Ma double vie secrète : je trompe mon mari avec un amant japonais motard
Ce matin, je sirote mon café en fixant mon alliance. Mon mari dort encore. ‘Je vais faire du shopping aux Trois Fontaines, chéri. Besoin de me changer les idées.’ Il grogne un ‘OK’ sans ouvrir les yeux. Parfait. Alibi posé. Cœur qui bat déjà fort.
Je retire l’alliance, la glisse dans mon sac.

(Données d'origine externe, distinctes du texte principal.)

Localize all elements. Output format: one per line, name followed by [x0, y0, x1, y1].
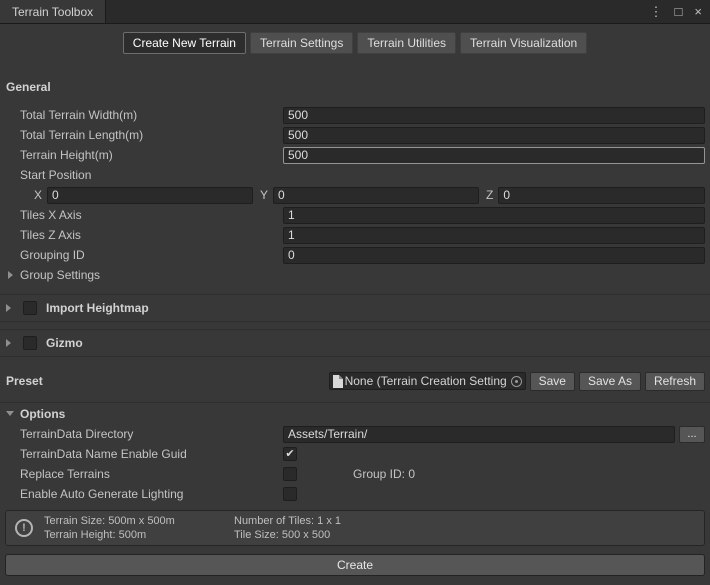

Peur qu’elle brille sous les néons. Je file au centre commercial. Odeur de fast-food, musique criarde. Et lui, là, dans la boutique sombre. Mon Japonais. Traits fins, yeux d’acier, cuir noir moulant ses muscles. Aura sauvage, presque animale. Nos regards se croisent depuis des jours. Aujourd’hui, je craque.
L’alibi et la rencontre interdite
J’hésite. Un type traîne pas loin. Souteneur ? Jaloux ? Peu importe. J’avance. ‘Tu m’attendais ?’, je murmure. Sa voix rauque : ‘Viens, salope. J’ai bandé pour toi toute la semaine.’ Main ferme sur ma hanche. Odeur de cuir et de sueur masculine. Mon string mouille déjà.
On sort. Parking désert. Il m’attrape contre sa bécane. Honda modifiée, ronronnement bestial. ‘Monte, on va baiser loin des curieux.’ Je grimpe, cuisses serrées sur le réservoir chaud. Vent fouette mon visage. Peur de chuter, d’être vue. Adrénaline pure. Sa main glisse sous ma jupe, pince mon clito. ‘T’es trempée, pute mariée.’ Je gémis : ‘Baise-moi fort, fais-moi hurler.’
Départementale déserte. Il accélère. 180 km/h. Mon cœur explose. Odeur d’essence, de bitume chaud. Il s’arrête dans un bois. Me plaque contre un arbre. Jupe relevée, string arraché. ‘Regarde ton alliance dans ton sac, hein ? Ton mari sait pas que sa femme est une chienne.’ Il crache sur sa queue dure, épaisse, veinée. Goût salé quand je la suce. Glotte profonde, bave partout. ‘Avale, salope.’
La baise brute et le retour à la réalité
Il me retourne. Frappe mes fesses. ‘Écarte.’ Queue qui force mon cul serré. Brûlure divine. ‘Aaaah ! Plus fort !’ Odeurs de terre humide, de son foutre imminent. Il pilonne, couilles claquant. ‘T’es plus étroite que ta chatte de bourgeoise.’ Je jouis, jambes tremblantes. Cris étouffés. Peur que des promeneurs entendent.
Il me baise la bouche après. Sperme chaud, épais, goût musqué. J’avale tout. ‘Bonne fille.’ On remonte. Retour rapide. Centre commercial. Je descends, jambes flageolantes. ‘Prochain rendez-vous vendredi, Vincennes. Mes potes motards vont te mater.’ Il ricane : ‘Et ton mari ?’ ‘Il pensera que je shoppe.’
Chez moi, mari encore endormi. Je remets l’alliance. Odeur de sexe sur moi, je file sous la douche. Savon efface les traces. Mais pas le frisson. Double vie. Épouse modèle dehors, traînée dedans. Demain, même jeu. Risque, mensonge, baise brute. J’adore.